Download or read book The Legacies of Liberalism written by James Mahoney and published by JHU Press. This book was released on 2003-04-01 with total page 430 pages. Available in PDF, EPUB and Kindle. Book excerpt: Winner of the Barrington Moore Jr. Prize for the Best Book in Comparative and Historical Sociology from the American Sociological AssociationWinner of the Best Book Award in the Comparative Democratization Section from the American Political Science Association Despite their many similarities, Central American countries during the twentieth century were characterized by remarkably different political regimes. In a comparative analysis of Guatemala, El Salvador, Costa Rica, Honduras, and Nicaragua, James Mahoney argues that these political differences were legacies of the nineteenth-century liberal reform period. Presenting a theory of "path dependence," Mahoney shows how choices made at crucial turning points in Central American history established certain directions of change and foreclosed others to shape long-term development. By the middle of the twentieth century, three types of political regimes characterized the five nations considered in this study: military-authoritarian (Guatemala, El Salvador), liberal democratic (Costa Rica), and traditional dictatorial (Honduras, Nicaragua). As Mahoney shows, each type is the end point of choices regarding state and agrarian development made by these countries early in the nineteenth century.
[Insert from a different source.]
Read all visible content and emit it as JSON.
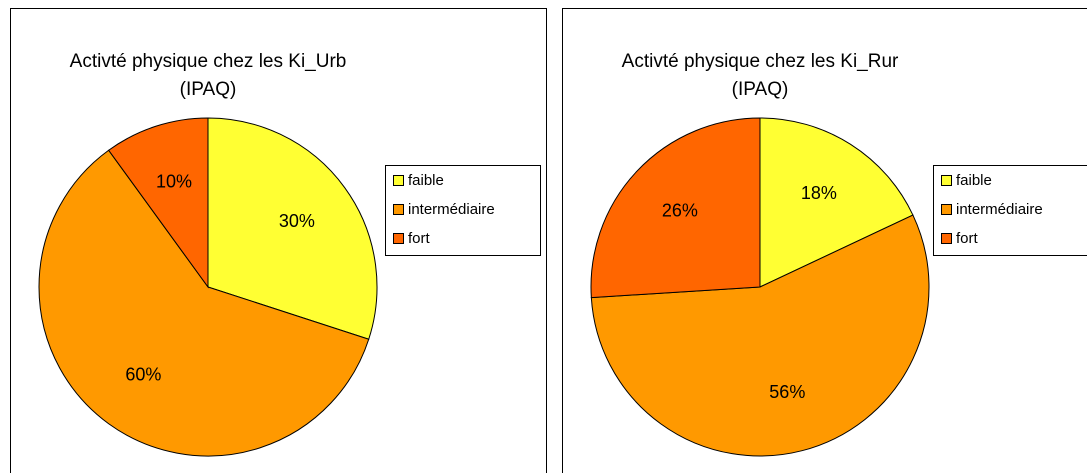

Applying his conclusions to present-day attempts at market creation in a neoliberal era, Mahoney warns that overzealous pursuit of market creation can have severely negative long-term political consequences. The Legacies of Liberalism presents new insight into the role of leadership in political development, the place of domestic politics in the analysis of foreign intervention, and the role of the state in the creation of early capitalism. The book offers a general theoretical framework that will be of broad interest to scholars of comparative politics and political development, and its overall argument will stir debate among historians of particular Central American countries.

Book Alone at the Altar

    Book Details:
  • Author : Brianna Leavitt-Alcántara
  • Publisher : Stanford University Press
  • Release : 2018-01-09
  • ISBN : 150360439X
  • Pages : 423 pages

Download or read book Alone at the Altar written by Brianna Leavitt-Alcántara and published by Stanford University Press. This book was released on 2018-01-09 with total page 423 pages. Available in PDF, EPUB and Kindle. Book excerpt: By 1700, Guatemala's capital was a mixed-race "city of women." As in many other cities across colonial Spanish America, labor and migration patterns in Guatemala produced an urban female majority and high numbers of single women, widows, and female household heads. In this history of religious and spiritual life in the Guatemalan capital, Brianna Leavitt-Alcántara focuses on the sizeable population of ordinary, non-elite women living outside of both marriage and convent. Although officials often expressed outright hostility towards poor unmarried women, many of these women managed to position themselves at the forefront of religious life in the city. Through an analysis of over 500 wills, hagiographies, religious chronicles, and ecclesiastical records, Alone at the Altar examines how laboring women forged complex alliances with Catholic priests and missionaries and how those alliances significantly shaped local religion, the spiritual economy, and late colonial reform efforts. It considers the local circumstances and global Catholic missionary movements that fueled official collaboration with poor single women and support for diverse models of feminine piety. Extending its analysis past Guatemalan Independence to 1870, this book also illuminates how women's alliances with the Catholic Church became politicized in the Independence era and influenced the rise of popular conservatism in Guatemala.